What optimism! But is it so difficult to feel Holme’s undertones of helplessness here? May someday be lifted to our gaze. Those are an expression of concealed resignation. Man may try as he has always done, but ultimately, it may not be in his power to discover the full meaning and culmination of life. Until a time comes when the present life and the so-called after-life are merged in a continuum, theology, philosophy, science and all other intellectual enterprises which insist on immortality of the soul remain worthless, though relevant. For how can the ordinary mind unravel and comprehend experiences shrouded in the veil of time and eternity? These intellectual gymnastics, as they are, may only help to remind us that this veil is there over every grave, but they may never be able to lift it to our gaze. An understanding of being and existence, therefore, may then be predicated on the elimination of death – the very death of Death itself – so that the unborn, the living and the dead can be in perfect unison. I must admit that the present exhibition suffers the same handicap although it does not primarily seek to lift the controversial veil mentioned by Holmes. In all, its fulcrum could be located in three questions: who is man? What is man? What is the destiny and culmination of man? These questions are posed in the installationist painting that make up the second part of the exhibition, which, embodies my personal search for truth and happiness.

Some of my critics would quickly locate the low points of this exhibition in the fact that I “have not proffered solutions to most of the issues raised in the exhibition”, especially in the second segment. But such a position would merely represent a glaring case of ignorance. For it is not within the beat of practical artistic process to find solutions, within the bonds of such practice, to the varied problems which confront mankind, more so, the overwhelming question of man’s origin and his position in this world and the otherworld. That may be the concern of pure phenomenology and related discourses. The artist only raises questions about what is and what ought to be, so that through his work some of the realities of the human condition are reappraised and revarnished while our wandering attention is redirected towards the primal essence and purpose of Being. Consequently, it is not an exaggeration for me to say that the ultimate role of art is to survive society and thereby provide a charming and insightful tapestry into which the story of man could be woven.
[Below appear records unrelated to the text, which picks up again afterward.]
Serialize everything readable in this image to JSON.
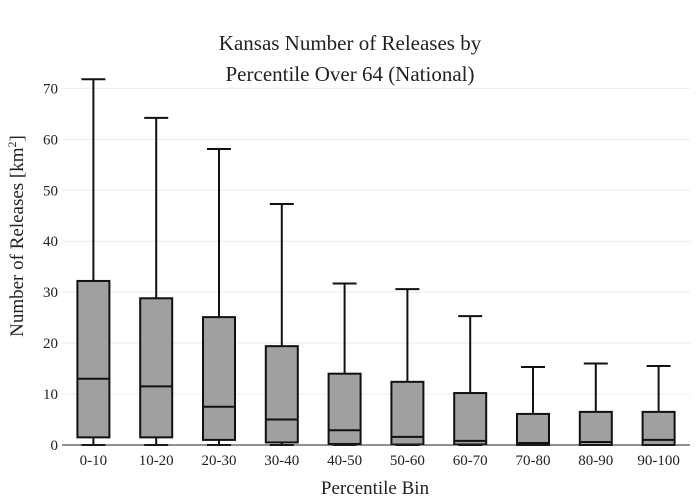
{
  "chart_data": {
    "type": "box",
    "title_lines": [
      "Kansas Number of Releases by",
      "Percentile Over 64 (National)"
    ],
    "xlabel": "Percentile Bin",
    "ylabel": {
      "main": "Number of Releases  [km",
      "sup": "2",
      "end": "]"
    },
    "ylim": [
      0,
      74
    ],
    "yticks": [
      0,
      10,
      20,
      30,
      40,
      50,
      60,
      70
    ],
    "ytick_labels": [
      "0",
      "10",
      "20",
      "30",
      "40",
      "50",
      "60",
      "70"
    ],
    "grid": true,
    "categories": [
      "0-10",
      "10-20",
      "20-30",
      "30-40",
      "40-50",
      "50-60",
      "60-70",
      "70-80",
      "80-90",
      "90-100"
    ],
    "boxes": [
      {
        "min": 0,
        "q1": 1.5,
        "median": 13.0,
        "q3": 32.2,
        "max": 71.8
      },
      {
        "min": 0,
        "q1": 1.5,
        "median": 11.5,
        "q3": 28.8,
        "max": 64.2
      },
      {
        "min": 0,
        "q1": 1.0,
        "median": 7.5,
        "q3": 25.1,
        "max": 58.1
      },
      {
        "min": 0,
        "q1": 0.5,
        "median": 5.0,
        "q3": 19.4,
        "max": 47.3
      },
      {
        "min": 0,
        "q1": 0.2,
        "median": 2.9,
        "q3": 14.0,
        "max": 31.7
      },
      {
        "min": 0,
        "q1": 0.1,
        "median": 1.6,
        "q3": 12.4,
        "max": 30.6
      },
      {
        "min": 0,
        "q1": 0.1,
        "median": 0.8,
        "q3": 10.2,
        "max": 25.3
      },
      {
        "min": 0,
        "q1": 0.0,
        "median": 0.4,
        "q3": 6.1,
        "max": 15.3
      },
      {
        "min": 0,
        "q1": 0.0,
        "median": 0.6,
        "q3": 6.5,
        "max": 16.0
      },
      {
        "min": 0,
        "q1": 0.0,
        "median": 1.0,
        "q3": 6.5,
        "max": 15.5
      }
    ],
    "box_fill": "#a0a0a0",
    "line_color": "#111111"
  }
}
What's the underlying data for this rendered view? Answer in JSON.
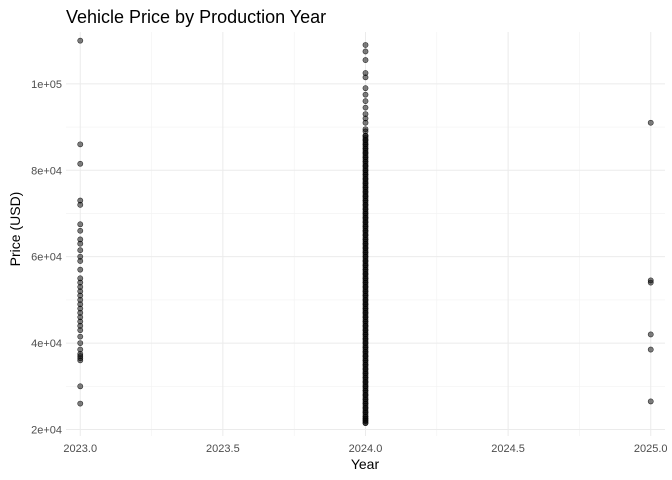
{
  "chart_data": {
    "type": "scatter",
    "title": "Vehicle Price by Production Year",
    "xlabel": "Year",
    "ylabel": "Price (USD)",
    "xlim": [
      2022.95,
      2025.05
    ],
    "ylim": [
      18500,
      112000
    ],
    "x_ticks": [
      2023.0,
      2023.5,
      2024.0,
      2024.5,
      2025.0
    ],
    "x_tick_labels": [
      "2023.0",
      "2023.5",
      "2024.0",
      "2024.5",
      "2025.0"
    ],
    "y_ticks": [
      20000,
      40000,
      60000,
      80000,
      100000
    ],
    "y_tick_labels": [
      "2e+04",
      "4e+04",
      "6e+04",
      "8e+04",
      "1e+05"
    ],
    "grid": true,
    "point_color": "#000000",
    "series": [
      {
        "x": 2023.0,
        "values": [
          110000,
          86000,
          81500,
          73000,
          72000,
          67500,
          66000,
          64000,
          63000,
          61500,
          60000,
          59000,
          57000,
          55000,
          54000,
          53000,
          52000,
          51000,
          50000,
          49000,
          48000,
          47000,
          46000,
          45000,
          44000,
          43000,
          41500,
          40000,
          38500,
          37500,
          37000,
          36500,
          36000,
          30000,
          26000
        ]
      },
      {
        "x": 2024.0,
        "values": [
          109000,
          107500,
          105500,
          102500,
          101500,
          99000,
          97500,
          96000,
          94500,
          93000,
          92000,
          91000,
          89500,
          89000,
          88000,
          87000,
          86000,
          85000,
          84000,
          83000,
          82000,
          81000,
          80000,
          79000,
          78000,
          77000,
          76000,
          75000,
          74000,
          73000,
          72000,
          71000,
          70000,
          69000,
          68000,
          67000,
          66000,
          65000,
          64000,
          63000,
          62000,
          61000,
          60000,
          59000,
          58000,
          57000,
          56000,
          55000,
          54000,
          53000,
          52000,
          51000,
          50000,
          49000,
          48000,
          47000,
          46000,
          45000,
          44000,
          43000,
          42000,
          41000,
          40000,
          39000,
          38000,
          37000,
          36000,
          35000,
          34000,
          33000,
          32000,
          31000,
          30000,
          29000,
          28000,
          27000,
          26000,
          25000,
          24000,
          23000,
          22500,
          22000,
          21500
        ]
      },
      {
        "x": 2025.0,
        "values": [
          91000,
          54500,
          54000,
          42000,
          38500,
          26500
        ]
      }
    ]
  }
}
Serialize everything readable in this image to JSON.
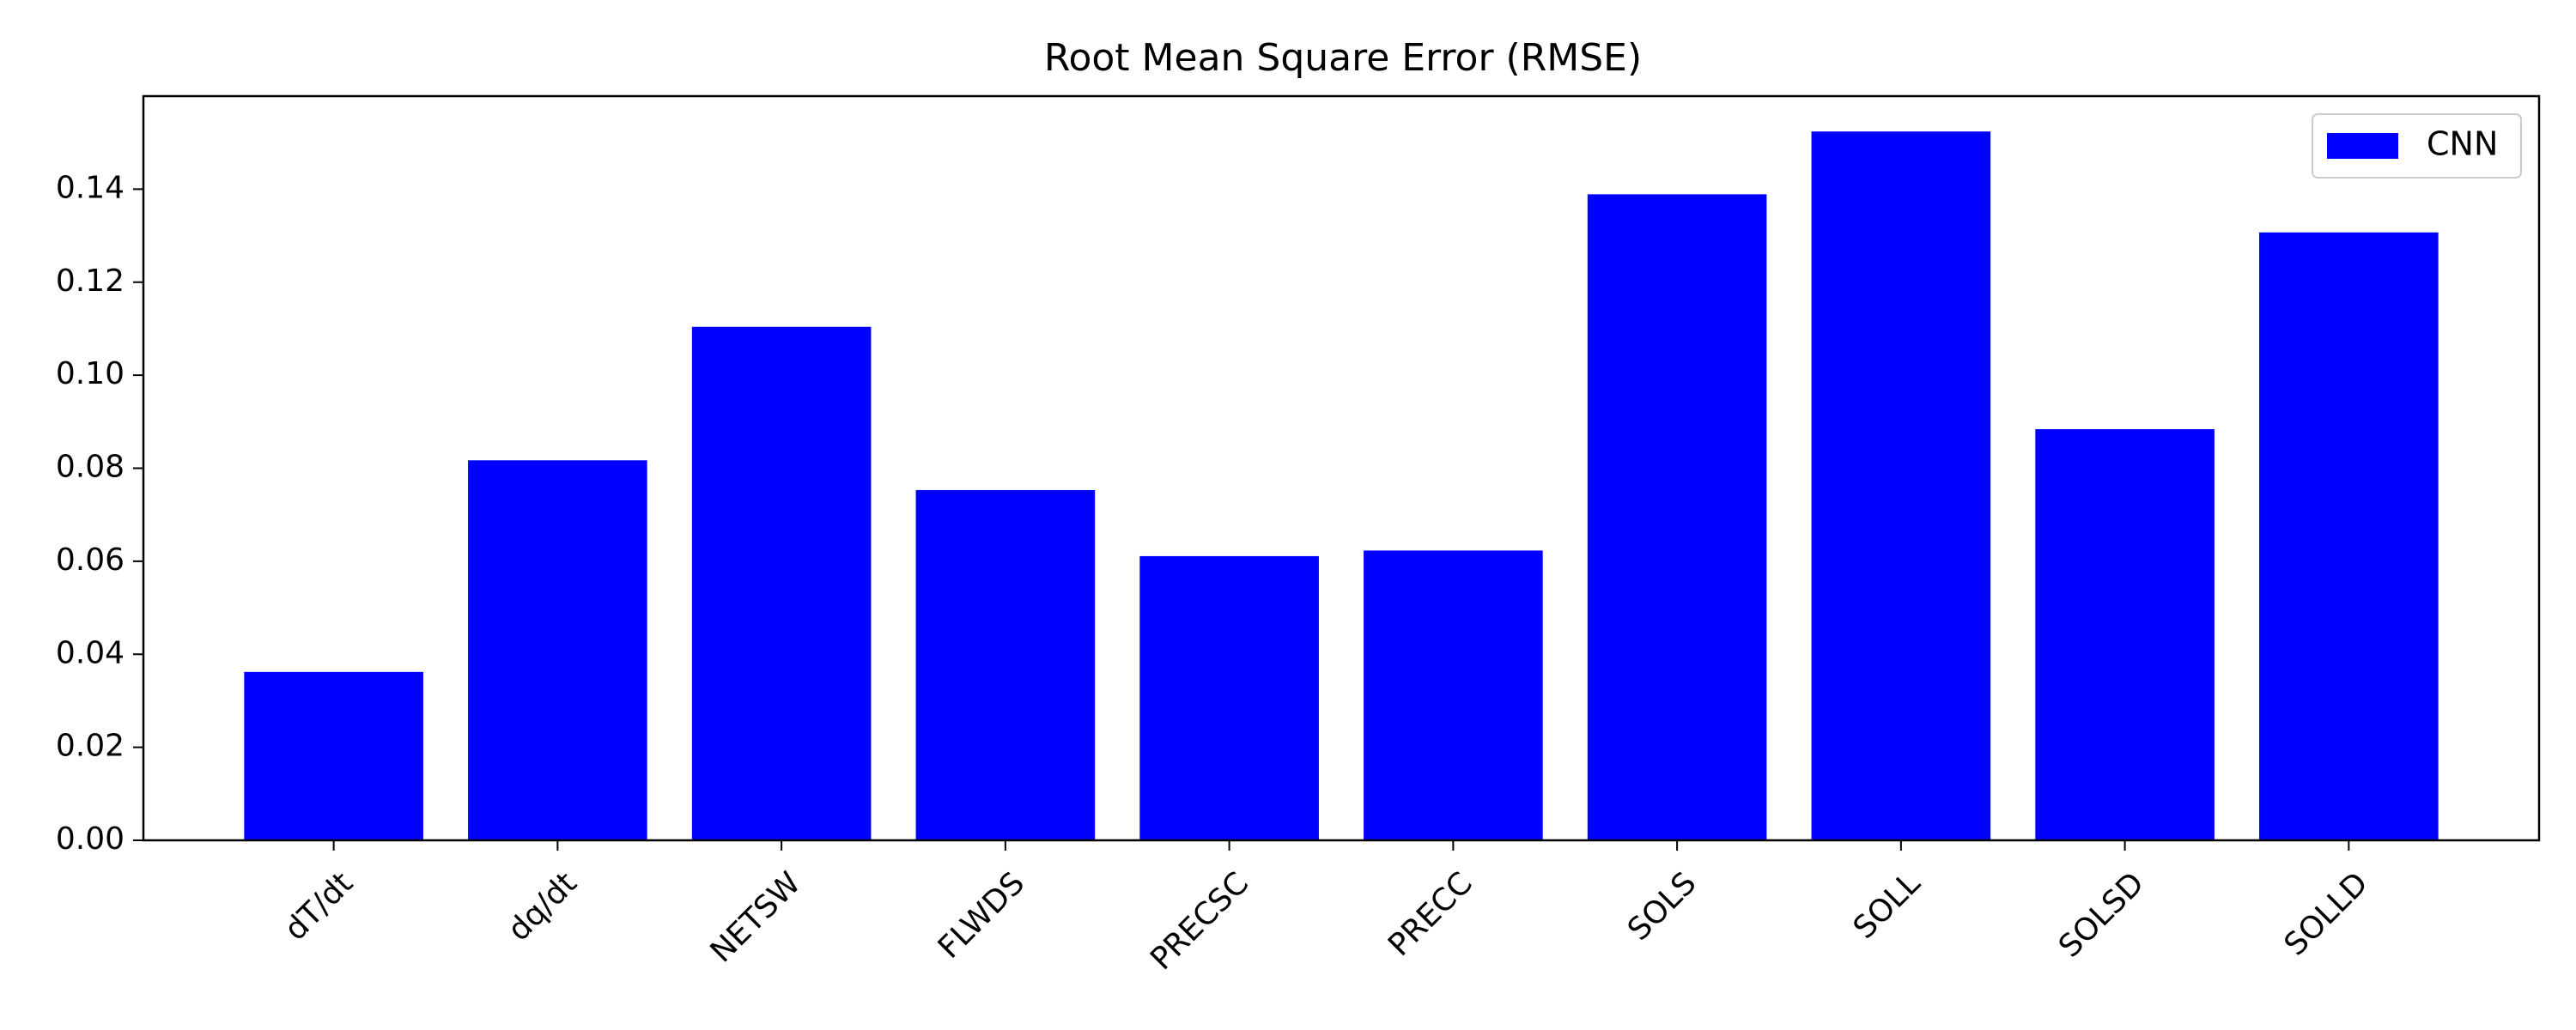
{
  "chart_data": {
    "type": "bar",
    "title": "Root Mean Square Error (RMSE)",
    "xlabel": "",
    "ylabel": "",
    "categories": [
      "dT/dt",
      "dq/dt",
      "NETSW",
      "FLWDS",
      "PRECSC",
      "PRECC",
      "SOLS",
      "SOLL",
      "SOLSD",
      "SOLLD"
    ],
    "series": [
      {
        "name": "CNN",
        "color": "#0000ff",
        "values": [
          0.0362,
          0.0817,
          0.1104,
          0.0753,
          0.0611,
          0.0623,
          0.1389,
          0.1524,
          0.0884,
          0.1307
        ]
      }
    ],
    "ylim": [
      0,
      0.16
    ],
    "yticks": [
      "0.00",
      "0.02",
      "0.04",
      "0.06",
      "0.08",
      "0.10",
      "0.12",
      "0.14"
    ],
    "grid": false,
    "legend_position": "top-right"
  }
}
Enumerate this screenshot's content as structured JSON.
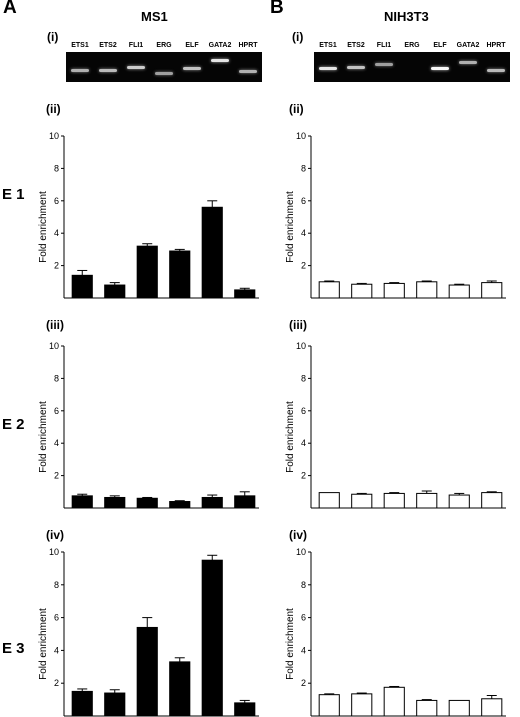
{
  "panels": [
    {
      "letter": "A",
      "title": "MS1",
      "gel": {
        "label": "(i)",
        "lanes": [
          "ETS1",
          "ETS2",
          "FLI1",
          "ERG",
          "ELF",
          "GATA2",
          "HPRT"
        ],
        "band_intensity": [
          0.55,
          0.6,
          0.7,
          0.45,
          0.65,
          0.85,
          0.55
        ],
        "band_offset": [
          0.55,
          0.55,
          0.45,
          0.65,
          0.5,
          0.22,
          0.6
        ]
      },
      "style": "filled",
      "bar_color": "#000000"
    },
    {
      "letter": "B",
      "title": "NIH3T3",
      "gel": {
        "label": "(i)",
        "lanes": [
          "ETS1",
          "ETS2",
          "FLI1",
          "ERG",
          "ELF",
          "GATA2",
          "HPRT"
        ],
        "band_intensity": [
          0.85,
          0.65,
          0.45,
          0.0,
          0.95,
          0.55,
          0.6
        ],
        "band_offset": [
          0.5,
          0.45,
          0.35,
          0.5,
          0.5,
          0.3,
          0.55
        ]
      },
      "style": "open",
      "bar_color": "#ffffff"
    }
  ],
  "rows": [
    {
      "label": "E 1",
      "chart_label": "(ii)"
    },
    {
      "label": "E 2",
      "chart_label": "(iii)"
    },
    {
      "label": "E 3",
      "chart_label": "(iv)"
    }
  ],
  "chart_data": [
    {
      "type": "bar",
      "panel": "A",
      "row": "E 1",
      "label": "(ii)",
      "ylabel": "Fold enrichment",
      "ylim": [
        0,
        10
      ],
      "yticks": [
        2,
        4,
        6,
        8,
        10
      ],
      "categories": [
        "ETS1",
        "ETS2",
        "FLI1",
        "ERG",
        "ELF",
        "GATA2"
      ],
      "values": [
        1.4,
        0.8,
        3.2,
        2.9,
        5.6,
        0.5
      ],
      "errors": [
        0.3,
        0.15,
        0.15,
        0.1,
        0.4,
        0.1
      ]
    },
    {
      "type": "bar",
      "panel": "B",
      "row": "E 1",
      "label": "(ii)",
      "ylabel": "Fold enrichment",
      "ylim": [
        0,
        10
      ],
      "yticks": [
        2,
        4,
        6,
        8,
        10
      ],
      "categories": [
        "ETS1",
        "ETS2",
        "FLI1",
        "ERG",
        "ELF",
        "GATA2"
      ],
      "values": [
        1.0,
        0.85,
        0.9,
        1.0,
        0.8,
        0.95
      ],
      "errors": [
        0.05,
        0.05,
        0.05,
        0.05,
        0.05,
        0.1
      ]
    },
    {
      "type": "bar",
      "panel": "A",
      "row": "E 2",
      "label": "(iii)",
      "ylabel": "Fold enrichment",
      "ylim": [
        0,
        10
      ],
      "yticks": [
        2,
        4,
        6,
        8,
        10
      ],
      "categories": [
        "ETS1",
        "ETS2",
        "FLI1",
        "ERG",
        "ELF",
        "GATA2"
      ],
      "values": [
        0.75,
        0.65,
        0.6,
        0.4,
        0.65,
        0.75
      ],
      "errors": [
        0.1,
        0.1,
        0.05,
        0.05,
        0.15,
        0.25
      ]
    },
    {
      "type": "bar",
      "panel": "B",
      "row": "E 2",
      "label": "(iii)",
      "ylabel": "Fold enrichment",
      "ylim": [
        0,
        10
      ],
      "yticks": [
        2,
        4,
        6,
        8,
        10
      ],
      "categories": [
        "ETS1",
        "ETS2",
        "FLI1",
        "ERG",
        "ELF",
        "GATA2"
      ],
      "values": [
        0.95,
        0.85,
        0.9,
        0.9,
        0.8,
        0.95
      ],
      "errors": [
        0.0,
        0.05,
        0.05,
        0.15,
        0.1,
        0.05
      ]
    },
    {
      "type": "bar",
      "panel": "A",
      "row": "E 3",
      "label": "(iv)",
      "ylabel": "Fold enrichment",
      "ylim": [
        0,
        10
      ],
      "yticks": [
        2,
        4,
        6,
        8,
        10
      ],
      "categories": [
        "ETS1",
        "ETS2",
        "FLI1",
        "ERG",
        "ELF",
        "GATA2"
      ],
      "values": [
        1.5,
        1.4,
        5.4,
        3.3,
        9.5,
        0.8
      ],
      "errors": [
        0.15,
        0.2,
        0.6,
        0.25,
        0.3,
        0.15
      ]
    },
    {
      "type": "bar",
      "panel": "B",
      "row": "E 3",
      "label": "(iv)",
      "ylabel": "Fold enrichment",
      "ylim": [
        0,
        10
      ],
      "yticks": [
        2,
        4,
        6,
        8,
        10
      ],
      "categories": [
        "ETS1",
        "ETS2",
        "FLI1",
        "ERG",
        "ELF",
        "GATA2"
      ],
      "values": [
        1.3,
        1.35,
        1.75,
        0.95,
        0.95,
        1.05
      ],
      "errors": [
        0.05,
        0.05,
        0.05,
        0.05,
        0.0,
        0.2
      ]
    }
  ]
}
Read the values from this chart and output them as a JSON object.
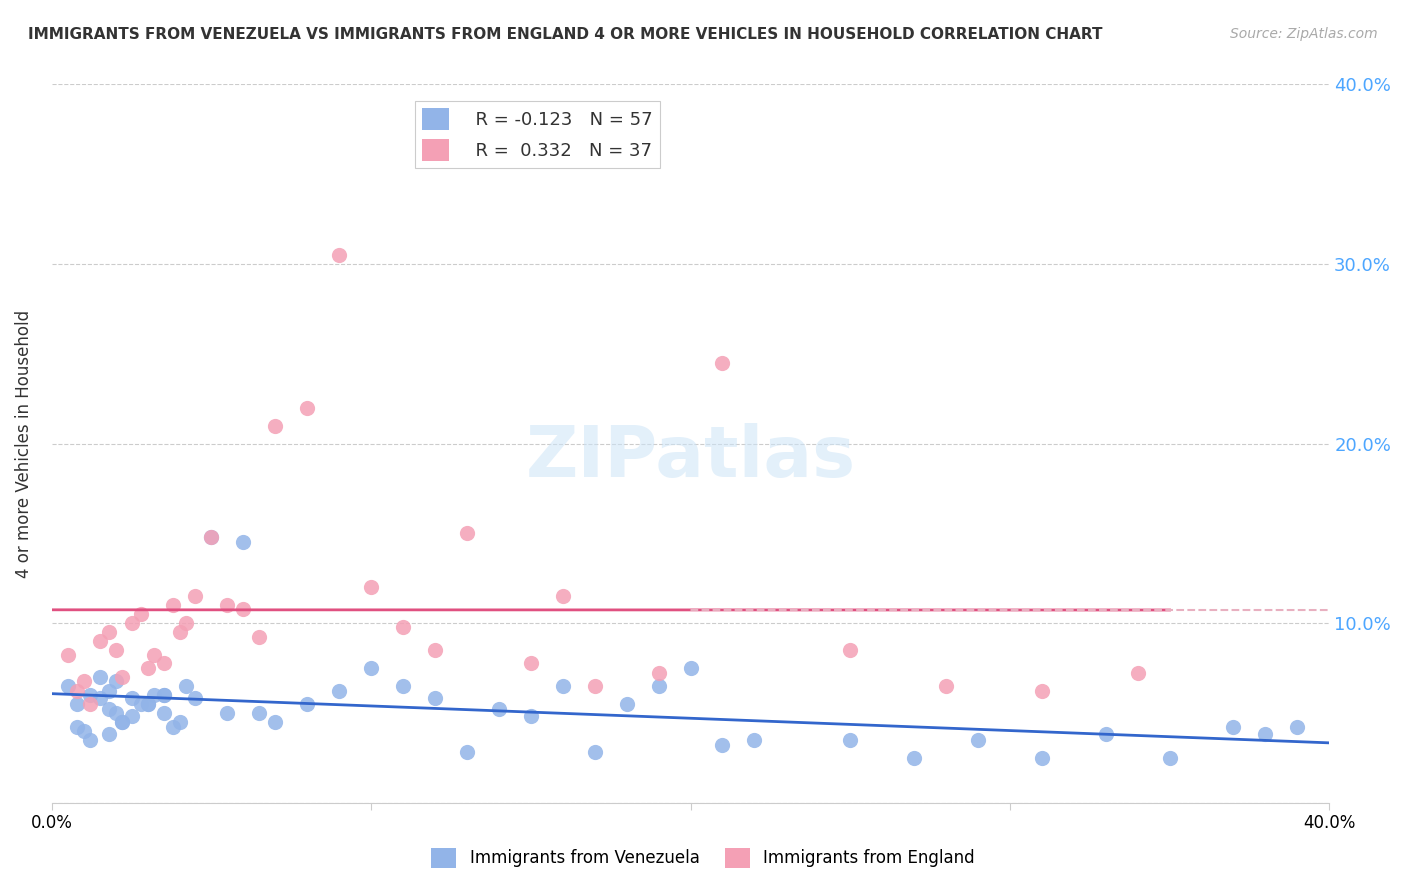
{
  "title": "IMMIGRANTS FROM VENEZUELA VS IMMIGRANTS FROM ENGLAND 4 OR MORE VEHICLES IN HOUSEHOLD CORRELATION CHART",
  "source": "Source: ZipAtlas.com",
  "ylabel": "4 or more Vehicles in Household",
  "xmin": 0.0,
  "xmax": 0.4,
  "ymin": 0.0,
  "ymax": 0.4,
  "yticks": [
    0.0,
    0.1,
    0.2,
    0.3,
    0.4
  ],
  "ytick_labels": [
    "",
    "10.0%",
    "20.0%",
    "30.0%",
    "40.0%"
  ],
  "xticks": [
    0.0,
    0.1,
    0.2,
    0.3,
    0.4
  ],
  "xtick_labels": [
    "0.0%",
    "",
    "",
    "",
    "40.0%"
  ],
  "legend_blue_r": "-0.123",
  "legend_blue_n": "57",
  "legend_pink_r": "0.332",
  "legend_pink_n": "37",
  "blue_color": "#92b4e8",
  "pink_color": "#f4a0b5",
  "blue_line_color": "#3366cc",
  "pink_line_color": "#e05080",
  "pink_dash_color": "#e8b0c0",
  "watermark": "ZIPatlas",
  "blue_scatter_x": [
    0.008,
    0.012,
    0.005,
    0.015,
    0.018,
    0.02,
    0.022,
    0.025,
    0.03,
    0.035,
    0.01,
    0.012,
    0.008,
    0.018,
    0.022,
    0.028,
    0.032,
    0.035,
    0.038,
    0.042,
    0.015,
    0.018,
    0.02,
    0.025,
    0.03,
    0.035,
    0.04,
    0.045,
    0.05,
    0.055,
    0.06,
    0.065,
    0.07,
    0.08,
    0.09,
    0.1,
    0.11,
    0.12,
    0.13,
    0.14,
    0.15,
    0.16,
    0.17,
    0.18,
    0.19,
    0.2,
    0.21,
    0.22,
    0.25,
    0.27,
    0.29,
    0.31,
    0.33,
    0.35,
    0.37,
    0.38,
    0.39
  ],
  "blue_scatter_y": [
    0.055,
    0.06,
    0.065,
    0.058,
    0.062,
    0.05,
    0.045,
    0.048,
    0.055,
    0.06,
    0.04,
    0.035,
    0.042,
    0.038,
    0.045,
    0.055,
    0.06,
    0.05,
    0.042,
    0.065,
    0.07,
    0.052,
    0.068,
    0.058,
    0.055,
    0.06,
    0.045,
    0.058,
    0.148,
    0.05,
    0.145,
    0.05,
    0.045,
    0.055,
    0.062,
    0.075,
    0.065,
    0.058,
    0.028,
    0.052,
    0.048,
    0.065,
    0.028,
    0.055,
    0.065,
    0.075,
    0.032,
    0.035,
    0.035,
    0.025,
    0.035,
    0.025,
    0.038,
    0.025,
    0.042,
    0.038,
    0.042
  ],
  "pink_scatter_x": [
    0.005,
    0.008,
    0.01,
    0.012,
    0.015,
    0.018,
    0.02,
    0.022,
    0.025,
    0.028,
    0.03,
    0.032,
    0.035,
    0.038,
    0.04,
    0.042,
    0.045,
    0.05,
    0.055,
    0.06,
    0.065,
    0.07,
    0.08,
    0.09,
    0.1,
    0.11,
    0.12,
    0.13,
    0.15,
    0.16,
    0.17,
    0.19,
    0.21,
    0.25,
    0.28,
    0.31,
    0.34
  ],
  "pink_scatter_y": [
    0.082,
    0.062,
    0.068,
    0.055,
    0.09,
    0.095,
    0.085,
    0.07,
    0.1,
    0.105,
    0.075,
    0.082,
    0.078,
    0.11,
    0.095,
    0.1,
    0.115,
    0.148,
    0.11,
    0.108,
    0.092,
    0.21,
    0.22,
    0.305,
    0.12,
    0.098,
    0.085,
    0.15,
    0.078,
    0.115,
    0.065,
    0.072,
    0.245,
    0.085,
    0.065,
    0.062,
    0.072
  ]
}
This is precisely the motive for this exhibition. Although I detest artistic labels, I should state with a deep sense of modesty that the present exhibition is but a child of a homocentric cast of thought whose mould could be found in my admiration for Blake and those men of the Renaissance. This state of mind cannot be a feat in itself. For how could I direct my gaze at the question of existence without seeing man is the very centre of it? Man adds vitality to the material world. Protagoras was right when he proclaimed that “Man is the measure of all things.” This statement is reechoed by the African nationalist, Kenneth Kaunda, several centuries later, when he insists that “Society is there because of man”. But if man is the measure of all things, what is the measure of man? And to return to Shakespeare, what is this quintessence of dust? I don’t know. But I’m afraid that the answer to Shakespeare may be contained in the “possibility” hinted at by Holmes above. Ultimately, the continued existence of death may well hold the keys to the meanings of man and all the secret places of human existence.